US regulation: President Barack Obama wants to remake US financial regulation. The details of his overhaul emerging on Wednesday suggest a genuine effort to plug the worst holes. But much of it is a patchwork of rugged tape, filler and dabs of paint. The oversight system will look better and could work better. But the best chance in decades of a full rebuild has gone begging.
That may to some extent be a political calculation. Obama and Tim Geithner, his Treasury secretary, have a better chance of getting the bigger changes through Congress if they avoid sweeping away the existing crowd of regulators and the influence of the various groups of lawmakers to which today’s watchdogs are beholden.
But the flipside is that while US financial supervision overall may end up looking better suited to today’s interconnected financial markets, the structural underpinnings will still be creaky. Giving the Federal Reserve an over-arching power to watch out for systemic risk across the financial sector makes good sense. By contrast, failing to expend the political capital needed to merge the Securities and Exchange Commission and the Commodity Futures Trading Commission into one regulator of exchanges looks more like postponing a problem.

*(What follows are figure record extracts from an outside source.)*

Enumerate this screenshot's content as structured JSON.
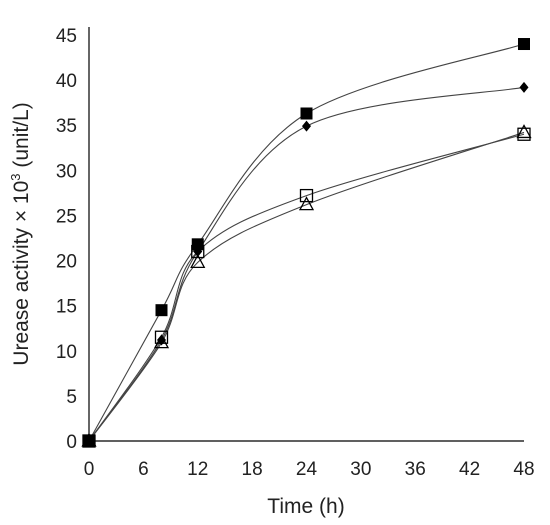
{
  "chart_data": {
    "type": "line",
    "title": "",
    "xlabel": "Time (h)",
    "ylabel_main": "Urease activity × 10",
    "ylabel_exp": "3",
    "ylabel_unit": " (unit/L)",
    "xlim": [
      0,
      48
    ],
    "ylim": [
      0,
      45
    ],
    "xticks": [
      "0",
      "6",
      "12",
      "18",
      "24",
      "30",
      "36",
      "42",
      "48"
    ],
    "yticks": [
      "0",
      "5",
      "10",
      "15",
      "20",
      "25",
      "30",
      "35",
      "40",
      "45"
    ],
    "grid": false,
    "legend": "none",
    "x": [
      0,
      8,
      12,
      24,
      48
    ],
    "series": [
      {
        "marker": "filled-square",
        "color": "#000000",
        "values": [
          0,
          14.5,
          21.8,
          36.3,
          44.0
        ]
      },
      {
        "marker": "filled-diamond",
        "color": "#000000",
        "values": [
          0,
          11.2,
          21.0,
          34.9,
          39.2
        ]
      },
      {
        "marker": "open-square",
        "color": "#000000",
        "values": [
          0,
          11.5,
          21.0,
          27.2,
          34.0
        ]
      },
      {
        "marker": "open-triangle",
        "color": "#000000",
        "values": [
          0,
          10.9,
          19.8,
          26.2,
          34.2
        ]
      }
    ]
  }
}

The Fed’s new role is one of the big ideas. Another is the creation of a special tier of too-big-to-fail institutions which will be regulated more tightly than others. The ability to unwind big non-bank firms like American International Group in the way authorities can only now do with banks is another logical element of the plan. Among other things, there’s also a sensibly incremental approach to official scrutiny of hedge funds, and a call for tougher regulation of credit rating firms is appropriately accompanied by a plea that lawmakers and regulators try to reduce their reliance on ratings anyway.
Yet it seems only one regulator will disappear: the Office of Thrift Supervision will be absorbed into a beefed up version of the Office of the Comptroller of the Currency, renamed the National Bank Supervisor. Elsewhere, the population of regulator Pooh-Bahs is only set to increase. There will be a new Financial Services Oversight Council; a new Consumer Financial Protection Agency; and a new national insurance overseer.
It’s how the enlarged team works together that matters, of course. But the aftermath of the recent crisis must have offered the best chance in many years to revamp the structure of the regulatory system to fit its new functions - and perhaps execute them more effectively.